Health carriers must file all provider contracts and provider compensation agreements with the Office of the Insurance Commissioner (OIC) 30 calendar days before use. When a carrier and provider negotiate an agreement that deviates from a filed agreement, the specific contract must be filed 30 days prior to use. Any provider compensation agreements not affirmatively disapproved by OIC are deemed approved, except OIC may extend the approval date an additional 15 days with notice before the initial 30-day period expires. Changes to the previously filed agreements that modify the compensation or related terms must be filed and are deemed approved upon filing if no other changes are made to the previously approved agreement.
OIC may not base a disapproval of the agreement on the amount of the compensation or other financial arrangements between the carrier and provider, unless the compensation amount causes the underlying health benefit plan to be in violation of state or federal law.
Provider compensation agreements are confidential and not subject to public inspection or public disclosure if they are filed following the procedures for submitting confidential filings in the electronic rate and form filings. If the filing instructions are not followed and the carrier indicates that the compensation agreement will be withheld from public inspection, OIC must reject the filing and notify the carrier to amend the filing to comply with the confidentiality instructions.

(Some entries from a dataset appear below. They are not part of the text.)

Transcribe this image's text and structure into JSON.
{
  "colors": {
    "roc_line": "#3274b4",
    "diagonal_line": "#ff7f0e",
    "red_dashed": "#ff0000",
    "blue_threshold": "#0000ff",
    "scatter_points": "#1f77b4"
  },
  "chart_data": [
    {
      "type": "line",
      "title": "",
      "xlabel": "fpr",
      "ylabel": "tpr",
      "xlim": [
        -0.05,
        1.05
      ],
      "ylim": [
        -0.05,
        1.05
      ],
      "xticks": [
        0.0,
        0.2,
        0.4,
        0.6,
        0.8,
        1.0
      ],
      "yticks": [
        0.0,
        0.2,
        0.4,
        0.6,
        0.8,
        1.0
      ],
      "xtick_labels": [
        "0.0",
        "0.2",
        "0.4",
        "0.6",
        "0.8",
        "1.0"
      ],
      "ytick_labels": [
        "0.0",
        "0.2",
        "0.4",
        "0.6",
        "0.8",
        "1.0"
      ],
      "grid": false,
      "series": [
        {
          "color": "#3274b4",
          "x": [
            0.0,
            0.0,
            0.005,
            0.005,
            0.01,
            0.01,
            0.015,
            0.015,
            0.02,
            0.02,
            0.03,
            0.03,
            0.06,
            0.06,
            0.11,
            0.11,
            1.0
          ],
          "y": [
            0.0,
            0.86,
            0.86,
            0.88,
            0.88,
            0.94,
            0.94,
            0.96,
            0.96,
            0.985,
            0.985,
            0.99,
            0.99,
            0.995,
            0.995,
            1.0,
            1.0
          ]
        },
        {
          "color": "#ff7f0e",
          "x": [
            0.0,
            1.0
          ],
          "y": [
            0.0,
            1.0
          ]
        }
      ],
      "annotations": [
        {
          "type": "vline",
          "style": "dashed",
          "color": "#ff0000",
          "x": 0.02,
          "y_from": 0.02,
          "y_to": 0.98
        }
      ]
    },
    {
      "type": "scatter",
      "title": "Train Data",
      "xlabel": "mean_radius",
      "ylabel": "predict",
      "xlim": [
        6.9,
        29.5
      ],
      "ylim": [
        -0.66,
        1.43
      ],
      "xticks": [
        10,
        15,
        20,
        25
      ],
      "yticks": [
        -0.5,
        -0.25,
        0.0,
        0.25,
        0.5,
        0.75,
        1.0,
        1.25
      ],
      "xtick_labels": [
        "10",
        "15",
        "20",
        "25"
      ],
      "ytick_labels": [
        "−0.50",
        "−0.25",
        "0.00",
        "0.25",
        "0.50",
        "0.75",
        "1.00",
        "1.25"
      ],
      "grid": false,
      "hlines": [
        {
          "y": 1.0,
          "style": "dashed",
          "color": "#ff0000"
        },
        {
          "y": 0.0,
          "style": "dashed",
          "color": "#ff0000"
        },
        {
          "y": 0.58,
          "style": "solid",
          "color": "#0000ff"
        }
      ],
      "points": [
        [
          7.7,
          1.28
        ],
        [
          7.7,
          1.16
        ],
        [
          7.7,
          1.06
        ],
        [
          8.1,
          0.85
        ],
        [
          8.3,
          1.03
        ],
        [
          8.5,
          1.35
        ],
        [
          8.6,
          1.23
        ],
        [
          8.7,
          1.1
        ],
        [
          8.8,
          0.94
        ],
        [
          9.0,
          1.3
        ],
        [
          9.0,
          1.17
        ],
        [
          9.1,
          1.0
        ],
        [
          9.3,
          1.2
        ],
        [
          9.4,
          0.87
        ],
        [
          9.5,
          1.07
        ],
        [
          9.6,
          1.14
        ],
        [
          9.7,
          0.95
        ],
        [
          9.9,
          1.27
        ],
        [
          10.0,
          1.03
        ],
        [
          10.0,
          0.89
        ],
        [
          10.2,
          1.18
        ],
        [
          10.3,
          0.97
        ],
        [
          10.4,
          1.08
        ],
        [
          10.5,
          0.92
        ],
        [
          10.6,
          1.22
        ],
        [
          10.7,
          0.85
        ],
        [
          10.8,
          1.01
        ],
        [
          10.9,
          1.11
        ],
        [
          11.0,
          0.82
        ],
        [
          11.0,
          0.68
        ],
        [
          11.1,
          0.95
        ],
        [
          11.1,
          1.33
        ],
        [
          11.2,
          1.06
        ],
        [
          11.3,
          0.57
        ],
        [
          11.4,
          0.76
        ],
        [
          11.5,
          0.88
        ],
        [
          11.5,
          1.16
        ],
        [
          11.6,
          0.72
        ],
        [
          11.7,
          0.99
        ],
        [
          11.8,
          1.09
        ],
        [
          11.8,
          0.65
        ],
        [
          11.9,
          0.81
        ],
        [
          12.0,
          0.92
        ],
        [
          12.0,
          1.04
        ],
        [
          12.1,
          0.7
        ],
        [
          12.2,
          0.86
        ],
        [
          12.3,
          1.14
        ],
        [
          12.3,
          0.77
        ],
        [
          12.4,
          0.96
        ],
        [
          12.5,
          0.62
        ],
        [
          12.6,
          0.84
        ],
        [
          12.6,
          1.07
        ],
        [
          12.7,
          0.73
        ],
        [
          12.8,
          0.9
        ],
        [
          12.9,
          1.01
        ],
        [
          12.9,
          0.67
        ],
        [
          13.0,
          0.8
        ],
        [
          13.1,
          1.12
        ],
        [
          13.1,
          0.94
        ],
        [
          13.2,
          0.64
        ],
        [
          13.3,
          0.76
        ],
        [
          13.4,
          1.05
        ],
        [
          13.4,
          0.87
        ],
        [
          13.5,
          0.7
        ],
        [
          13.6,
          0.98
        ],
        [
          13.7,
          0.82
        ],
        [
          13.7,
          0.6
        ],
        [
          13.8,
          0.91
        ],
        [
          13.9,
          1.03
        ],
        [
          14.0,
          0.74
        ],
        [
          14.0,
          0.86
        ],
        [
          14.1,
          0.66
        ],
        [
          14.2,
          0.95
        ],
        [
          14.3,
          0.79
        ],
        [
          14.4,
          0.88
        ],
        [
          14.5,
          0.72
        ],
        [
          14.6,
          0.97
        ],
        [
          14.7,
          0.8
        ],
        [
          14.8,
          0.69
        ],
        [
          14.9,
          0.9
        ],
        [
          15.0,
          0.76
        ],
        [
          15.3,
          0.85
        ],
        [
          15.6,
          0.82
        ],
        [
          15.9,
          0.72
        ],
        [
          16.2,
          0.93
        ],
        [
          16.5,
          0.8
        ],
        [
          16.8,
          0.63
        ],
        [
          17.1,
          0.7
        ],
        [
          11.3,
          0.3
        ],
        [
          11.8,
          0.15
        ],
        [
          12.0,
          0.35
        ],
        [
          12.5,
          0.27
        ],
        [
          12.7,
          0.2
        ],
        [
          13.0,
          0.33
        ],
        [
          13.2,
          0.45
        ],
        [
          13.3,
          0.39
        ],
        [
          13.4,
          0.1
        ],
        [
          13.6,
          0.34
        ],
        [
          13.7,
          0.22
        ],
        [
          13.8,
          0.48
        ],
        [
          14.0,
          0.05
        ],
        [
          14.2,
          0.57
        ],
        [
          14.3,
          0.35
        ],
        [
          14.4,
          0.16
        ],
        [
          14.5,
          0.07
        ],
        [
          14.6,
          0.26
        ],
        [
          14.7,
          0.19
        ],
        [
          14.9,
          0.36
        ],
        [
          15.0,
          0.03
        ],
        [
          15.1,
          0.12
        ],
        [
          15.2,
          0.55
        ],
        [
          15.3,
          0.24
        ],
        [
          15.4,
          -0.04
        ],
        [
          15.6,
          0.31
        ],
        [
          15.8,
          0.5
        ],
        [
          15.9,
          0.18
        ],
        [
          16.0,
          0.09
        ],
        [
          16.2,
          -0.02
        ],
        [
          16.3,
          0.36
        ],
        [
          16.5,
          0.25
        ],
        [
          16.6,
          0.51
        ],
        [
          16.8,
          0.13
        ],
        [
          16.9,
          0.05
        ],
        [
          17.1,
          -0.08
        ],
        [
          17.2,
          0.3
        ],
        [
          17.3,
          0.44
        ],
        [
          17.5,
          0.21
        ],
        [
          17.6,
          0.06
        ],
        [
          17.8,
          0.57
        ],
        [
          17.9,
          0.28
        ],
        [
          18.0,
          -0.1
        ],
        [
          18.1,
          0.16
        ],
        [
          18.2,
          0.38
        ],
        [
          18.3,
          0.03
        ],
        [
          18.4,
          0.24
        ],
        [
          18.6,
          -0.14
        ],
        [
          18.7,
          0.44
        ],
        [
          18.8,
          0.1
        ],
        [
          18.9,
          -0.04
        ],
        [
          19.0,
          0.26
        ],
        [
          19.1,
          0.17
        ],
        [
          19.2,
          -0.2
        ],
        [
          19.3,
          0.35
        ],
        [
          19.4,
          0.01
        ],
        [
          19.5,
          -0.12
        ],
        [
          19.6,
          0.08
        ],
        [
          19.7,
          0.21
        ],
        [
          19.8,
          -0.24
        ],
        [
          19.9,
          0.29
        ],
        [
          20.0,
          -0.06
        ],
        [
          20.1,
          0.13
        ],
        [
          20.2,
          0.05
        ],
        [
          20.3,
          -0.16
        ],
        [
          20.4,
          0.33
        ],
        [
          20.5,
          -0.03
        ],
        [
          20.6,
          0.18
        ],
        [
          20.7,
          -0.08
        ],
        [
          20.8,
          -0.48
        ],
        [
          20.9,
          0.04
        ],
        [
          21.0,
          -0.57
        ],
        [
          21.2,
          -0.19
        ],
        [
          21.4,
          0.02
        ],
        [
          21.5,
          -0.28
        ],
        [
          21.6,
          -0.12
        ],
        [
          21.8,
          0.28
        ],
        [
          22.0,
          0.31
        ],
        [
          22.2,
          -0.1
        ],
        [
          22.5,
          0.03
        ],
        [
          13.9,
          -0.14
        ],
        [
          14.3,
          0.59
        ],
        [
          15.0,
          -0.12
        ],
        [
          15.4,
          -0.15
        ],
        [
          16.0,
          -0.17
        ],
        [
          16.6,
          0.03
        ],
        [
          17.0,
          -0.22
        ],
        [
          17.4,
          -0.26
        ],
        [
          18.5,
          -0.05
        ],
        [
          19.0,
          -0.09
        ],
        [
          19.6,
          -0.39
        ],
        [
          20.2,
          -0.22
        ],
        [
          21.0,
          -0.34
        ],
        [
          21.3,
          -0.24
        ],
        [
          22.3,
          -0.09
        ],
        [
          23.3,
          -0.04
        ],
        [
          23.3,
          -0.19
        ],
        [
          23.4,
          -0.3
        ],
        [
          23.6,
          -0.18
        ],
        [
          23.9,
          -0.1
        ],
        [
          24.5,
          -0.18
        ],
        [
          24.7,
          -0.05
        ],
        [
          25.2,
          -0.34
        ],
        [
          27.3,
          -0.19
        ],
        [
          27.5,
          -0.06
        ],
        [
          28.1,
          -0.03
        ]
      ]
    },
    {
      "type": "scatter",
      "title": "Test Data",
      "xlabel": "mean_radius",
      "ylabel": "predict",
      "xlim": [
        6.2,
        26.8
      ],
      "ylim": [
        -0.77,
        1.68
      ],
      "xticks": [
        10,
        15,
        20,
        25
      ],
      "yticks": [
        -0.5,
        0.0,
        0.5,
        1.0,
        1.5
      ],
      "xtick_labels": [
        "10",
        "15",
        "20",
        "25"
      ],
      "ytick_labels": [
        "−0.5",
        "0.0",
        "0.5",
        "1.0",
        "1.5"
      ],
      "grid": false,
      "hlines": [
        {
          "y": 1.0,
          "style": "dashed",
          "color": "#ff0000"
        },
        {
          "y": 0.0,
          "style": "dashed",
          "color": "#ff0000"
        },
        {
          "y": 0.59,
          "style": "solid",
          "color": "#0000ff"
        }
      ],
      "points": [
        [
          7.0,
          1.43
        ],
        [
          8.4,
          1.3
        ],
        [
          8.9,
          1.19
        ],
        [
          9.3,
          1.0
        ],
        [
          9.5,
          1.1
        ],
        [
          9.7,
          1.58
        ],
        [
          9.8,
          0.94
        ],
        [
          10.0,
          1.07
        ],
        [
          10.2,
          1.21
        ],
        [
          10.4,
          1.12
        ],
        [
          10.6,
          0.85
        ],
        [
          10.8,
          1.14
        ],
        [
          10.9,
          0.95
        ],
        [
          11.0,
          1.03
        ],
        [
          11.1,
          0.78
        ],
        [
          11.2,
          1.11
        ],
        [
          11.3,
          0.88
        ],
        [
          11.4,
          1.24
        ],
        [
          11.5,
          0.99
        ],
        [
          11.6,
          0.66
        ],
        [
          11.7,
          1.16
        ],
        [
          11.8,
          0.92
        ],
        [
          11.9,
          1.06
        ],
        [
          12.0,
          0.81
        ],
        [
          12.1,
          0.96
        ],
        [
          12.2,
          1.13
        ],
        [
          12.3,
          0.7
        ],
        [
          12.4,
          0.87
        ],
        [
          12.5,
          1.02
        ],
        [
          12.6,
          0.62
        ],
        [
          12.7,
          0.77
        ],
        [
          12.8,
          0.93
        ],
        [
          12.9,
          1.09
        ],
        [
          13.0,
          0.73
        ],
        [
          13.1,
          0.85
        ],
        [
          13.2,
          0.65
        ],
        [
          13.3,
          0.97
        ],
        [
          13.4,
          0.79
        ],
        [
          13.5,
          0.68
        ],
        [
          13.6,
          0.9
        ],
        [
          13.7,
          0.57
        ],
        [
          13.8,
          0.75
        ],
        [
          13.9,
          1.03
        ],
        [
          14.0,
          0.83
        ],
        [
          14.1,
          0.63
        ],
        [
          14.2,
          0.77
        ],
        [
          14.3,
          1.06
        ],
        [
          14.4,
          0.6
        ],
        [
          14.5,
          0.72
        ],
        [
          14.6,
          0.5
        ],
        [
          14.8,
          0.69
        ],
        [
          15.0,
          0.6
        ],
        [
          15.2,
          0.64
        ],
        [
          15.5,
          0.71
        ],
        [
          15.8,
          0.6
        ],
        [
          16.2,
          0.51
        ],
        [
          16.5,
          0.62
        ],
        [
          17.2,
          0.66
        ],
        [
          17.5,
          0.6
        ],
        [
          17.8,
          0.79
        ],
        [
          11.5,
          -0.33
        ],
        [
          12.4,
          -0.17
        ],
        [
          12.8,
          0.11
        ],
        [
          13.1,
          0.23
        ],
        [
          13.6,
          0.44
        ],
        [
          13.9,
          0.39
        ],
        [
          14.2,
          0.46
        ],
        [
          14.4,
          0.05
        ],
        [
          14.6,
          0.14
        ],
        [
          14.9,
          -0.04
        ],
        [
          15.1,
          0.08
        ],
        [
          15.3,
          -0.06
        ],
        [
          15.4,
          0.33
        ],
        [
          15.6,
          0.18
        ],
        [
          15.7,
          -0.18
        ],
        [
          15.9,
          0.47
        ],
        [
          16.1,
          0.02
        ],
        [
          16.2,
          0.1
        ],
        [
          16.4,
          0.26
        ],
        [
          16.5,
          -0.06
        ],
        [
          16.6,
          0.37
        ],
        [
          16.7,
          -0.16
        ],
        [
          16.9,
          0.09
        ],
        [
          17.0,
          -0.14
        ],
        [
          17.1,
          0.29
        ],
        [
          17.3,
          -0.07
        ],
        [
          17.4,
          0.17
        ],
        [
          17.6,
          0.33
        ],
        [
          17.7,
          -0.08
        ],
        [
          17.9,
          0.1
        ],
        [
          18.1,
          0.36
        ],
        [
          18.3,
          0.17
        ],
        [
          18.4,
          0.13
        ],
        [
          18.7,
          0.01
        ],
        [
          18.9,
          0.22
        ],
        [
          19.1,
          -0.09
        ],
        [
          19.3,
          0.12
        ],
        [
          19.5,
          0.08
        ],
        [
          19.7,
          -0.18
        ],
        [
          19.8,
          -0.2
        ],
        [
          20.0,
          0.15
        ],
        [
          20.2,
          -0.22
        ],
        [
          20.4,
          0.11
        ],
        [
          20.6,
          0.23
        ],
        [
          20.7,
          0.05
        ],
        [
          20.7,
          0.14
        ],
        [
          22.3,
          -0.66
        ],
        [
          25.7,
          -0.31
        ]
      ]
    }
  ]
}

For health plans, including plans offered to public employees, issued on or after January 1, 2024, a provider contract between a hospital or any affiliate of a hospital and a health carrier may not directly include an all-or-nothing clause, an anti-steering clause, an anti-tiering clause, or any clause that sets provider compensation agreements or other terms for an affiliate of a hospital that will not be included as participating providers in the agreement.
For the purposes of this act:
The prohibition on anti-steering and anti-tiering clauses applies only to carrier networks where tiering is based on quality metrics.
The prohibition on all-or-nothing clauses and clauses that set provider compensation agreements for affiliates outside the network do not:
This act does not prohibit a critical access hospital or sole community hospital from negotiating payment rates and methodologies on behalf of an individual health care practitioner or a medical group the hospital is affiliated with.
The provision of this act do not apply to independent health care provider groups, including but not limited to emergency physicians, anesthesiologists, radiologists, pathologists and hospitalists, that contract with hospitals to provide facility-based services, and are not otherwise affiliated with a hospital.
The committee recommended a different version of the bill than what was heard. PRO: One key driver of health care prices is consolidation of health systems. Consolidation does not lead to lower costs or better care. Carriers need sufficient networks, and with health system consolidation network participation is controlled by a single entity that can leverage that power for higher rates. Contract negotiations are not level and this bill helps to level the playing field and puts sideboards on consolidation. Increased health care costs reduces the ability of small businesses to provide health care to employees. This bill prohibits anticompetitive practices.
CON: Consolidation allows needed facilities to remain open and it is not done for market leverage. This bill gives disproportionate power to health carriers. This bill will negatively affect the ability to negotiate value based contracts. This bill would fracture integrated care models. Increased payment rates have been below inflation. The bill only applies in one direction and carriers use all or nothing provision as well. This bill is unnecessary and could harm competition. This would affect those groups without market power.
OTHER: There is a concern that value-based care will be negatively affected by this bill. To provide value-based care, hospitals need partnerships.